C'est plus compliqué que cela. Comme beaucoup d’autres, ma famille
a des racines de part et d'autre de la frontière linguistique. Les francophones
gantois n’étaient pas tous des oppresseurs du peuple flamand.
C’est ainsi que, avocat soucieux de participer au mouvement d’émancipation
sociale, mon grand-père paternel fut parmi les premiers animateurs de
la Conférence flamande du jeune barreau. Les lectures se faisaient dans
les deux langues.
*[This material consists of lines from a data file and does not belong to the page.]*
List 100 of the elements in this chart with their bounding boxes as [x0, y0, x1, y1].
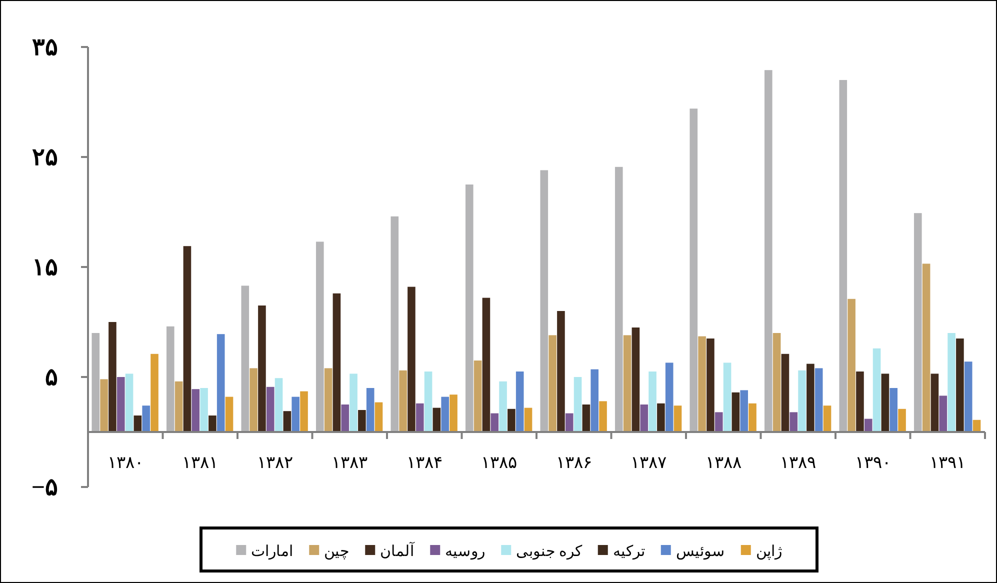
- bar: [142, 406, 150, 432]
- bar: [424, 372, 432, 432]
- bar: [590, 369, 599, 432]
- x-tick-label: ۱۳۹۰: [854, 453, 891, 472]
- bar: [665, 362, 674, 432]
- bar: [540, 170, 548, 432]
- bar: [432, 408, 441, 432]
- bar: [848, 298, 856, 432]
- bar: [674, 406, 682, 432]
- x-tick-label: ۱۳۸۴: [406, 453, 442, 472]
- bar: [150, 354, 158, 432]
- bar: [698, 336, 706, 432]
- bar: [283, 411, 292, 432]
- bar: [623, 335, 632, 432]
- x-tick-label: ۱۳۸۳: [332, 453, 368, 472]
- bar: [614, 166, 623, 432]
- bar: [441, 396, 450, 432]
- bar: [416, 403, 424, 432]
- bar: [772, 333, 781, 432]
- y-tick-label: ۳۵: [32, 35, 58, 61]
- bar: [690, 108, 698, 432]
- legend-label: روسیه: [445, 544, 486, 560]
- legend-label: امارات: [251, 544, 294, 560]
- bar: [192, 389, 200, 432]
- bar: [890, 388, 898, 432]
- bar: [956, 338, 964, 432]
- bar: [166, 326, 174, 432]
- bar: [408, 286, 416, 432]
- y-tick-label: −۵: [31, 475, 58, 501]
- bar: [790, 412, 798, 432]
- bar: [482, 298, 490, 432]
- bar: [490, 413, 499, 432]
- bar: [374, 402, 383, 432]
- bar: [358, 410, 366, 432]
- bar: [740, 390, 748, 432]
- bar: [574, 377, 582, 432]
- bar: [332, 293, 341, 432]
- bar: [508, 408, 516, 432]
- legend-label: چین: [324, 544, 350, 560]
- bar: [250, 368, 258, 432]
- bar: [764, 70, 772, 432]
- bar: [548, 335, 556, 432]
- bar: [516, 372, 524, 432]
- bar: [723, 362, 732, 432]
- bar: [599, 401, 607, 432]
- bar: [632, 328, 640, 432]
- bar: [806, 364, 814, 432]
- x-tick-label: ۱۳۸۲: [256, 453, 293, 472]
- bar: [640, 404, 648, 432]
- bar: [208, 416, 216, 432]
- bar: [582, 404, 590, 432]
- bar: [914, 213, 922, 432]
- x-tick-label: ۱۳۸۸: [705, 453, 742, 472]
- bar: [706, 338, 714, 432]
- x-tick-label: ۱۳۸۵: [481, 453, 518, 472]
- bar: [930, 374, 939, 432]
- bar: [798, 370, 806, 432]
- bar: [134, 416, 142, 432]
- bar: [300, 391, 308, 432]
- bar: [864, 418, 872, 432]
- bar: [92, 333, 100, 432]
- x-tick-label: ۱۳۸۹: [780, 453, 816, 472]
- bar: [274, 378, 283, 432]
- bar: [714, 412, 723, 432]
- bar: [872, 348, 881, 432]
- x-tick-label: ۱۳۸۶: [556, 453, 592, 472]
- legend-label: سوئیس: [676, 544, 725, 560]
- bar: [241, 286, 250, 432]
- bar: [316, 242, 324, 432]
- bar: [108, 322, 116, 432]
- bar: [216, 334, 225, 432]
- bar: [100, 379, 108, 432]
- x-tick-label: ۱۳۸۷: [630, 453, 667, 472]
- legend-label: کره جنوبی: [516, 544, 583, 560]
- bar: [856, 372, 864, 432]
- legend-label: ژاپن: [756, 544, 782, 560]
- legend-label: ترکیه: [612, 544, 645, 560]
- x-tick-label: ۱۳۸۰: [107, 453, 144, 472]
- bar: [948, 333, 956, 432]
- bar: [814, 368, 823, 432]
- bar: [732, 392, 740, 432]
- bar: [200, 388, 208, 432]
- bar: [939, 396, 948, 432]
- y-tick-label: ۲۵: [32, 145, 58, 171]
- bar: [499, 381, 507, 432]
- bar: [183, 246, 192, 432]
- x-tick-label: ۱۳۸۱: [182, 453, 218, 472]
- legend-label: آلمان: [380, 542, 416, 560]
- bar: [225, 396, 234, 432]
- bar: [174, 381, 183, 432]
- bar: [292, 396, 300, 432]
- bar: [366, 388, 374, 432]
- bar: [350, 374, 358, 432]
- bar: [341, 404, 350, 432]
- bar: [324, 368, 332, 432]
- bar: [839, 80, 848, 432]
- y-tick-label: ۵: [45, 365, 58, 391]
- bar: [881, 374, 890, 432]
- bar: [781, 354, 790, 432]
- bar: [258, 306, 266, 432]
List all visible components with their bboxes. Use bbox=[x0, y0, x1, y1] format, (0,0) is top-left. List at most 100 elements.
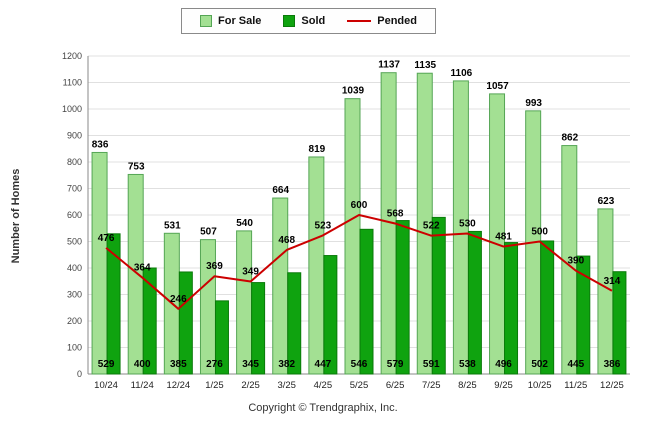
legend-label-pended: Pended bbox=[377, 15, 417, 27]
sold-bar bbox=[287, 272, 302, 375]
x-tick-label: 12/25 bbox=[600, 380, 624, 391]
sold-bar bbox=[431, 216, 446, 375]
pended-value-label: 600 bbox=[351, 200, 368, 211]
sold-value-label: 400 bbox=[134, 359, 151, 370]
chart-legend: For Sale Sold Pended bbox=[181, 8, 436, 34]
pended-value-label: 246 bbox=[170, 294, 187, 305]
y-tick-label: 400 bbox=[67, 263, 82, 273]
legend-item-pended: Pended bbox=[347, 15, 417, 27]
sold-value-label: 502 bbox=[531, 359, 548, 370]
pended-value-label: 523 bbox=[315, 220, 332, 231]
x-tick-label: 10/25 bbox=[528, 380, 552, 391]
sold-value-label: 386 bbox=[604, 359, 621, 370]
pended-value-label: 349 bbox=[242, 267, 259, 278]
pended-value-label: 481 bbox=[495, 232, 512, 243]
legend-label-sold: Sold bbox=[301, 15, 326, 27]
sold-bar bbox=[540, 240, 555, 375]
pended-value-label: 314 bbox=[604, 276, 621, 287]
for-sale-value-label: 664 bbox=[272, 185, 289, 196]
sold-value-label: 276 bbox=[206, 359, 223, 370]
y-tick-label: 500 bbox=[67, 237, 82, 247]
sold-bar bbox=[142, 267, 157, 375]
y-tick-label: 200 bbox=[67, 316, 82, 326]
for-sale-bar bbox=[199, 239, 216, 375]
y-tick-label: 0 bbox=[77, 369, 82, 379]
sold-bar bbox=[106, 233, 121, 375]
for-sale-value-label: 540 bbox=[236, 218, 253, 229]
for-sale-bar bbox=[236, 230, 253, 375]
sold-value-label: 538 bbox=[459, 359, 476, 370]
for-sale-value-label: 623 bbox=[598, 196, 615, 207]
sold-value-label: 447 bbox=[315, 359, 332, 370]
sold-bar bbox=[612, 271, 627, 375]
sold-value-label: 445 bbox=[567, 359, 584, 370]
y-tick-label: 1100 bbox=[63, 78, 82, 88]
for-sale-value-label: 819 bbox=[309, 144, 326, 155]
sold-bar bbox=[504, 242, 519, 375]
for-sale-value-label: 507 bbox=[200, 227, 217, 238]
y-tick-label: 600 bbox=[67, 210, 82, 220]
legend-label-for-sale: For Sale bbox=[218, 15, 262, 27]
y-tick-label: 800 bbox=[67, 157, 82, 167]
y-tick-label: 1200 bbox=[62, 51, 82, 61]
sold-value-label: 385 bbox=[170, 359, 187, 370]
sold-bar bbox=[251, 282, 266, 375]
for-sale-value-label: 862 bbox=[561, 133, 578, 144]
x-tick-label: 3/25 bbox=[277, 380, 296, 391]
for-sale-bar bbox=[452, 80, 469, 375]
pended-line-swatch-icon bbox=[347, 20, 372, 22]
copyright-text: Copyright © Trendgraphix, Inc. bbox=[248, 402, 398, 414]
for-sale-value-label: 993 bbox=[525, 98, 542, 109]
x-tick-label: 9/25 bbox=[494, 380, 513, 391]
pended-value-label: 568 bbox=[387, 208, 404, 219]
sold-bar bbox=[178, 271, 193, 375]
pended-value-label: 500 bbox=[531, 227, 548, 238]
legend-item-for-sale: For Sale bbox=[200, 15, 261, 27]
sold-value-label: 579 bbox=[387, 359, 404, 370]
x-tick-label: 4/25 bbox=[314, 380, 333, 391]
for-sale-bar bbox=[127, 173, 144, 375]
for-sale-value-label: 836 bbox=[92, 139, 109, 150]
pended-value-label: 530 bbox=[459, 219, 476, 230]
sold-value-label: 382 bbox=[278, 359, 295, 370]
sold-value-label: 529 bbox=[98, 359, 115, 370]
x-tick-label: 2/25 bbox=[241, 380, 260, 391]
y-tick-label: 900 bbox=[67, 131, 82, 141]
for-sale-value-label: 1057 bbox=[486, 81, 509, 92]
for-sale-value-label: 531 bbox=[164, 220, 181, 231]
x-tick-label: 12/24 bbox=[166, 380, 190, 391]
sold-bar bbox=[359, 228, 374, 375]
sold-bar bbox=[467, 230, 482, 375]
x-tick-label: 7/25 bbox=[422, 380, 441, 391]
for-sale-value-label: 753 bbox=[128, 161, 145, 172]
plot-area: 0 100 200 300 400 500 600 700 800 900 1000 1100 1200… bbox=[62, 51, 630, 391]
pended-value-label: 476 bbox=[98, 233, 115, 244]
pended-line bbox=[105, 214, 613, 310]
for-sale-bar bbox=[344, 98, 361, 375]
sold-value-label: 345 bbox=[242, 359, 259, 370]
sold-swatch-icon bbox=[283, 15, 296, 27]
pended-value-label: 390 bbox=[567, 256, 584, 267]
sold-bar bbox=[395, 220, 410, 375]
y-tick-label: 100 bbox=[67, 343, 82, 353]
sold-bar bbox=[576, 255, 591, 375]
x-tick-label: 6/25 bbox=[386, 380, 405, 391]
y-tick-label: 700 bbox=[67, 184, 82, 194]
y-tick-label: 300 bbox=[67, 290, 82, 300]
x-tick-label: 11/24 bbox=[131, 380, 154, 391]
for-sale-value-label: 1137 bbox=[378, 60, 400, 71]
x-tick-label: 1/25 bbox=[205, 380, 224, 391]
sold-value-label: 546 bbox=[351, 359, 368, 370]
pended-value-label: 522 bbox=[423, 221, 440, 232]
y-tick-label: 1000 bbox=[62, 104, 82, 114]
pended-value-label: 364 bbox=[134, 263, 151, 274]
x-tick-label: 11/25 bbox=[564, 380, 587, 391]
for-sale-bar bbox=[272, 197, 289, 375]
for-sale-bar bbox=[91, 151, 108, 375]
x-tick-label: 10/24 bbox=[94, 380, 118, 391]
sold-bar bbox=[214, 300, 229, 375]
x-tick-label: 5/25 bbox=[350, 380, 369, 391]
for-sale-value-label: 1106 bbox=[451, 68, 473, 79]
for-sale-bar bbox=[308, 156, 325, 375]
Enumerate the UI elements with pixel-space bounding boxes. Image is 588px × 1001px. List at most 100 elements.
Nous nous sentions aussi Wallons que Flamands.
Comment
vivez-vous alors aujourd’hui les conflits communautaires
qui, à la veille d’une année électorale,
se sont ranimés une nouvelle fois ?
Soyons clairs : les enjeux sont essentiellement financiers.
Les Flamands ont oublié ce que Bruxellois et Wallons leur ont apporté dans le
passé, et ceux-ci ne le font pas assez valoir. Ils reprochent à un
gauchisme dépassé de s’arc-bouter sur des compétences
fédérales pour faire obstacle à des avancées à leurs
yeux essentielles dans des domaines comme la sécurité, la maîtrise
de certaines dépenses publiques, le développement économique.
J’espère que les francophones ne tendront plus la sébile
au détriment des principes. J’aimerais qu’ils aient plus
de fierté, quitte à en payer le prix. Face aux revendications
flamandes, mettons-nous en position de force pour faire valoir notre propre
cahier de charges. Nous pourrons alors discuter d’égal à égal,
et nous retrouver finalement plus unis.
Vous
avez été élève à Sainte-Barbe,
ce fameux collège des Jésuites ? Une expérience
douloureuse ?
Pas du tout. Je suis resté très reconnaissant de l’enseignement
qui m’y a été dispensé. Il était bien moins étriqué qu’on
ne le présente de nos jours. Je dois notamment aux Jésuites de
m’avoir appris les vertus du libre examen, de ne pas soumettre la pensée à une
autorité extérieure, de n’accepter pour vrai que ce que
l’on reconnaît comme tel par raison ou expérience propre
: la recherche personnelle de la vérité, au-delà de tout
dogme.
Un
grand-père avocat, un père magistrat, votre carrière était
toute tracée ?
J’ai eu la chance d’apprendre le droit en m’amusant. A dix
ans, j'étais fasciné par la vieille machine à écrire
Remington de mon grand-père. C'est difficile aujourd'hui de comprendre
ce que représentait cet outil. Bref, je m’en étais fait
offrir une par Saint-Nicolas. Trois ans plus tard, comme je me débrouillais
assez bien et qu’il voulait me distraire, mon père me proposa
pendant les vacances de Pâques de retranscrire l’un ou l’autre
de ses jugements. Et j'ai pris le pli de cette manière. Dans une atmosphère
de grande proximité entre père et fils. Tant que je suis resté sous
le toit familial, je lui ai servi de secrétaire. Vers quinze ans – la
photocopieuse n’existait pas encore – j'ai aussi transcrit un manuel
consacré aux faillites et aux concordats.
Un
travail qui vous a servi quelques fois depuis…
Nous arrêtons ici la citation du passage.